Long-Run Variance/Robust Covariance Calculations

A common feature in modern statistics and econometrics is the need to calculate the covariance matrix in what can be written (informally, we make no attempt to restate this as a theorem) as:

\begin{equation} \sum\limits_j {{{\bf{z}}_j}} { \approx _d}N\left( {0,{\mathop{\rm var}} \left( {\sum\limits_j {{{\bf{z}}_j}} } \right)} \right) \label{eq:mcov_general} \end{equation}

under various assumptions about the behavior of \(z\). This is used in linear regressions with \({\rm{z = Xu}}\) to correct the covariance matrix for serial correlation or heteroscedasticity, in GMM with \({\rm{z = Zu}}\) or \({\bf{z}} = {\bf{u}} \otimes {\bf{Z}}\) for weighting moment conditions and in maximum likelihood with \({\rm{z}}\)=partial derivatives to correct for misspecification. The instruction MCOV does direct calculation of this covariance matrix, while the same calculation is included within robust error or weight matrix calculation by instructions such as LINREG or MAXIMIZE.

Eicker-White/Heteroscedasticity/Misspecification Consistent

This is the simplest case. The terms in \eqref{eq:mcov_general} are independent (or close to it), but not identically distributed. The covariance matrix of \(z\) is approximated as

\begin{equation} {\mathop{\rm var}} \left( {\sum\limits_j {{{\bf{z}}_j}} } \right) \approx \sum\limits_j {{{\bf{z}}_j}^\prime {{\bf{z}}_j}} \label{eq:mcov_eickerwhite} \end{equation}

This is done using MCOV with no other options, for correcting covariance matrices with the ROBUSTERRORS option with none of the other options described here, and for GMM weight matrices with ZUDEP with none of the other options.

Serial Correlation (LAGS and LWINDOWS options)

To allow for general (moving average) correlation with \(L\) lags for terms in \(z\), we can use the general calculation

\begin{equation} \sum\limits_{l = - L}^L {\sum\limits_t {{\kern 1pt} {w_l}\left( {{{\bf{z}}_t}^\prime {{\bf{z}}_{t - l}}} \right)} } \label{eq:mcov_lwindow} \end{equation}

where \({{\kern 1pt} {w_l}}\) is a set of window weights. This is chosen using the LAGS option on any of the instructions that allow for robust calculations. If the \(w\)’s are all one (LWINDOW=FLAT), the matrix in \eqref{eq:mcov_lwindow} may fail to be positive semi-definite, which can produce invalid standard errors.
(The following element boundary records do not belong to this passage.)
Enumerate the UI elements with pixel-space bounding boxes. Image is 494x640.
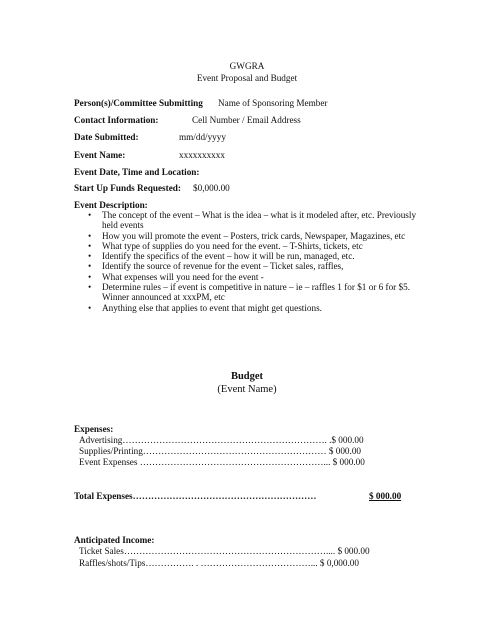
expense-row: Advertising…………………………………………………………. .$ 000.00 [79,435,364,445]
bullet-icon: • [88,261,92,272]
org-title: GWGRA [229,61,265,71]
expense-row: Supplies/Printing…………………………………………………… $ 000.00 [79,446,362,456]
list-item: • Determine rules – if event is competitive in nature – ie – raffles 1 for $1 or 6 for $5. Winner announced at xxxPM, etc [88,282,411,303]
income-row: Raffles/shots/Tips……………. . ………………………………... $ 0,000.00 [79,558,359,568]
list-item: • The concept of the event – What is the idea – what is it modeled after, etc. Previously held events [88,210,417,231]
bullet-icon: • [88,302,92,313]
event-name-value: xxxxxxxxxx [179,150,225,160]
event-date-label: Event Date, Time and Location: [74,167,200,177]
total-expenses-value: $ 000.00 [369,491,402,501]
date-value: mm/dd/yyyy [179,132,226,142]
list-item: • What type of supplies do you need for the event. – T-Shirts, tickets, etc [88,240,363,251]
bullet-icon: • [88,210,92,220]
bullet-icon: • [88,251,92,262]
contact-value: Cell Number / Email Address [192,115,301,125]
document-subtitle: Event Proposal and Budget [196,73,298,83]
bullet-icon: • [88,230,92,241]
list-item: • How you will promote the event – Posters, trick cards, Newspaper, Magazines, etc [88,230,406,241]
bullet-icon: • [88,271,92,282]
bullet-icon: • [88,282,92,293]
submitter-label: Person(s)/Committee Submitting [74,98,203,108]
funds-label: Start Up Funds Requested: [74,183,181,193]
budget-title: Budget [230,371,264,382]
expenses-heading: Expenses: [74,424,114,434]
event-name-label: Event Name: [74,150,126,160]
income-heading: Anticipated Income: [74,535,155,545]
submitter-value: Name of Sponsoring Member [218,98,328,108]
date-label: Date Submitted: [74,132,139,142]
total-expenses-label: Total Expenses…………………………………………………… [74,491,317,501]
funds-value: $0,000.00 [193,183,230,193]
bullet-icon: • [88,240,92,251]
income-row: Ticket Sales………………………………………………………….... $ 000.00 [79,546,370,556]
description-heading: Event Description: [74,200,148,210]
contact-label: Contact Information: [74,115,159,125]
list-item: • Anything else that applies to event that might get questions. [88,302,322,313]
list-item: • Identify the specifics of the event – how it will be run, managed, etc. [88,251,355,262]
list-item: • What expenses will you need for the event - [88,271,264,282]
expense-row: Event Expenses ……………………………………………………... $ 000.00 [79,457,365,467]
list-item: • Identify the source of revenue for the event – Ticket sales, raffles, [88,261,344,272]
description-list [88,210,428,313]
budget-subtitle: (Event Name) [217,384,277,395]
Various window types are provided using the LWINDOW option to avoid this. The formulas for windows are most easily described by defining

\begin{equation} v = \frac{{\left| l \right|}}{{L + 1}} \end{equation}

Except for the quadratic window, all the window weights are zero when \(|v| > 1\). Note that the phrase "bandwidth" for these windows usually means \(L+1\), not \(L\) itself. BARTLETT and NEWEYWEST are identical (Bartlett is the historical name for the window in spectral analysis). For more information on lag windows, see Hamilton (1994), pages 281-284.

LWINDOW=FLAT	\(w(v) = 1\)
LWINDOW=NEWEYWEST LWINDOW=BARTLETT	\(w(v) = 1 - v\)
LWINDOW=DAMPED	\(w(v) = {\left( {1 - v} \right)^\gamma }\) . \(\gamma\) is the value of the DAMP option
LWINDOW=PARZEN	\(w(v) = \left\{ {\begin{array}{*{20}{c}} {1 - 6{v^2} + 6{v^3}} & {0 \le v \le .5} \\ {2{{\left( {1 - v} \right)}^2}} & {.5 \le v \le 1} \\ \end{array}} \right.\)
LWINDOW=QUADRATIC	\(w(v) = \frac{3}{{{{\left( {6\pi v/5} \right)}^2}}}\left[ {\frac{{\sin \left( {6\pi v/5} \right)}}{{6\pi v/5}} - \cos \left( {6\pi v/5} \right)} \right]\)

LWINDOW=PANEL, CLUSTER options

When \(L\) is equal to the number of time series observations (thus allowing for arbitrary patterns of serial correlation), \eqref{eq:mcov_lwindow} with unit weights is the same as

\begin{equation} {\left( {\sum\limits_t {{z_t}} } \right)^\prime }\left( {\sum\limits_t {{z_t}} } \right) \end{equation}

This is positive semi-definite, because it’s a matrix times its transpose. For a single time series, however, it’s not very useful, because it has rank one. However, if you add these up across a large number of individuals or categories, you get a full rank, consistent estimator (big N, small T). See, for instance, Greene(2012), section 11.3.2. If this is used in computing a covariance matrix, you get clustered standard errors. LWINDOW=PANEL will do this calculation (clustering on individuals) for a panel data set. If you want to do the clustering on a variable other than this, use the option CLUSTER=series with clustering categories. This series should have a unique value for each category, and should have at least as many categories as you have variables (regressors) if you want a positive definite result, and should have many more if you want consistency.

ZUMEAN and CENTER options

Use the option ZUMEAN=VECTOR of assumed means when the model assumes that the moment conditions have non-zero mean. It replaces \(\bf{z}\) with \({\bf{z}} - {\mu _{\bf{z}}}\) in any of the previous calculations where \({\mu _{\bf{z}}}\) is the VECTOR input by the ZUMEAN option. The CENTER option makes a similar adjustment, but subtracts off the sample mean rather than a hypothesized mean. This is recommended by Hall(2000) for computing the weight matrix to be used in testing overidentifying restrictions.

Multivariate Residuals

If you have more than one series of residuals, the calculation in \eqref{eq:mcov_lwindow} is done as

\begin{equation} \sum\limits_{l = - L}^L {\sum\limits_t {{\kern 1pt} {w_l}\left( {{{\left( {{{\bf{u}}_t} \otimes {{\bf{Z}}_t}} \right)}^\prime }\left( {{{\bf{u}}_{t - l}} \otimes {{\bf{Z}}_{t - l}}} \right)} \right)} } \end{equation}

with the appropriate changes for other options. This arrangement (blocking the matrix by equation) matches with that expected for a weight matrix by the instructions NLSYSTEM and SUR. Note that this matrix will likely not be full rank if the size of \(\bf{Z}\) times the size of \(\bf{u}\) is greater than the number of data points.

The NOZUDEP option can only be used with LAGS=0, and only with NOCENTER. It computes the special case of

\begin{equation} \Sigma \otimes {\bf{Z'Z}} \end{equation}